In [1]:
import os
import pickle
import click

In [2]:
from sklearn.ensemble import RandomForestRegressor
from sklearn.metrics import mean_squared_error

In [3]:
import mlflow

## Q1. Install MLflow
What's the version that you have?

In [4]:
!mlflow --version

mlflow, version 2.13.0


## Q2. Download and preprocess the data
How many files were saved to OUTPUT_FOLDER?

In [5]:
!bash preprocess_data.sh

In [6]:
from pathlib import Path

In [16]:
output_folder = Path("output")

In [18]:
number_of_files = len(list(output_folder.glob("*.*")))
print(f"Total number of files: {number_of_files}")

Total number of files: 4


## Q3. Train a model with autolog
What is the value of the min_samples_split parameter

In [19]:
mlflow.set_tracking_uri("sqlite:///mlflow.db")
mlflow.set_experiment("nyc-taxi-experiment")

<Experiment: artifact_location='/mnt/storage/Courses/mlops-zoomcamp/02-experiment-tracking/mlruns/1', creation_time=1716599938104, experiment_id='1', last_update_time=1716599938104, lifecycle_stage='active', name='nyc-taxi-experiment', tags={}>

In [20]:
def load_pickle(filename: str):
    with open(filename, "rb") as f_in:
        return pickle.load(f_in)


# @click.command()
# @click.option(
#     "--data_path",
#     default="./output",
#     help="Location where the processed NYC taxi trip data was saved"
# )
def run_train(data_path: str):
    with mlflow.start_run():
        mlflow.set_tag("developer", "Manuel Rios")

        mlflow.sklearn.autolog()

        X_train, y_train = load_pickle(os.path.join(data_path, "train.pkl"))
        X_val, y_val = load_pickle(os.path.join(data_path, "val.pkl"))

        rf = RandomForestRegressor(max_depth=10, random_state=0)
        rf.fit(X_train, y_train)
        y_pred = rf.predict(X_val)

        rmse = mean_squared_error(y_val, y_pred, squared=False)

        mlflow.log_metric("rmse", rmse)
        mlflow.sklearn.log_model(rf, artifact_path="models_mlflow")


In [21]:
data_path = "./output"
run_train(data_path)



In [22]:
from mlflow.tracking import MlflowClient

MLFLOW_TRACKING_URI = "sqlite:///mlflow.db"

client = MlflowClient(tracking_uri=MLFLOW_TRACKING_URI)

In [23]:
from mlflow.entities import ViewType

In [29]:
runs = client.search_runs(
    experiment_ids='1'
)


In [43]:
min_samples_split = runs[0].data.params["min_samples_split"]
print(f"Random forest regressor min samples split: {min_samples_split}")


Random forest regressor min samples split: 2


## Q4. Launch the tracking server locally
In addition to `backend-store-uri`, what else do you need to pass to properly configure the server?


`mlflow server --backend-store-uri sqlite:///backend.db --default-artifact-root ./artifacts_local`

## Q5. Tune model hyperparameters


In [166]:
! bash hpo.sh

2024/05/25 21:13:00 INFO mlflow.tracking.fluent: Experiment with name 'random-forest-hyperopt' does not exist.
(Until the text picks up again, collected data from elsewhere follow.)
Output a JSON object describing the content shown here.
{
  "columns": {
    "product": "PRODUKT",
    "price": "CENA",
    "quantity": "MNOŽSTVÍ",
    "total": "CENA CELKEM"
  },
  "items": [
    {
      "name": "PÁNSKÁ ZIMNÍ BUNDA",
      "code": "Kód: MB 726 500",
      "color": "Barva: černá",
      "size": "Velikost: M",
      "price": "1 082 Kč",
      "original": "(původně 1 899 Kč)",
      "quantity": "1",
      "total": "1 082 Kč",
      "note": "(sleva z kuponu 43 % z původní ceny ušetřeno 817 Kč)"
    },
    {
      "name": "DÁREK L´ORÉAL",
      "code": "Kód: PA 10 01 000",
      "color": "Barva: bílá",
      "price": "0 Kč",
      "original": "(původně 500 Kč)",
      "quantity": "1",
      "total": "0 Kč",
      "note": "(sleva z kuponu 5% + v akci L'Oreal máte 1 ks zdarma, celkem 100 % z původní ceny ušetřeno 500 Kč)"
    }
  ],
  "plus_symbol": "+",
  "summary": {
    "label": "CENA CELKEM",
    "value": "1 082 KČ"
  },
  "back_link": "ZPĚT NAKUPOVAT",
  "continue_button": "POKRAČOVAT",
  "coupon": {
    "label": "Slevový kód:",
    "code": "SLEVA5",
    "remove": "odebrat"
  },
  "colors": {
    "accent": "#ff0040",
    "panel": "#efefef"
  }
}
Creating a new experiment.















100%|██████████| 15/15 [01:27<00:00,  5.83s/trial, best loss: 5.335419588556921]


In [167]:
MLFLOW_TRACKING_URI = "http://127.0.0.1:5000"
client = MlflowClient(tracking_uri=MLFLOW_TRACKING_URI)

In [168]:
client.search_experiments()

[<Experiment: artifact_location='/mnt/storage/Courses/mlops-zoomcamp/02-experiment-tracking/artifacts_local/1', creation_time=1716693180561, experiment_id='1', last_update_time=1716693180561, lifecycle_stage='active', name='random-forest-hyperopt', tags={}>,
 <Experiment: artifact_location='/mnt/storage/Courses/mlops-zoomcamp/02-experiment-tracking/artifacts_local/0', creation_time=1716693148308, experiment_id='0', last_update_time=1716693148308, lifecycle_stage='active', name='Default', tags={}>]

In [169]:
runs = client.search_runs(
    experiment_ids='1'
    )

In [170]:
rmse_list = []
for i,run in enumerate(runs):
    rmse_list.append(run.data.metrics['rmse'])
    #print(f"{i} \t {run.data.metrics['rmse']}")

rmse_list.sort()
print(f"The minimum rmse is: {rmse_list[0]}")

The minimum rmse is: 5.335419588556921


## Q6. Promote the best model to the model registry
What is the test RMSE of the best model?


In [171]:
! bash register_model.sh

2024/05/25 21:14:39 INFO mlflow.tracking.fluent: Experiment with name 'random-forest-best-models' does not exist. Creating a new experiment.
Successfully registered model 'nyc-taxi-regressor'.
2024/05/25 21:15:49 INFO mlflow.store.model_registry.abstract_store: Waiting up to 300 seconds for model version to finish creation. Model name: nyc-taxi-regressor, version 1
Created version '1' of model 'nyc-taxi-regressor'.


In [201]:
model = client.search_registered_models()
run_id = model[0].latest_versions[0].run_id
run = client.get_run(run_id)
rmse_test = run.data.metrics['test_rmse']
print(f"The best test rmse is: {rmse_test}")

The best test rmse is: 5.567408012462019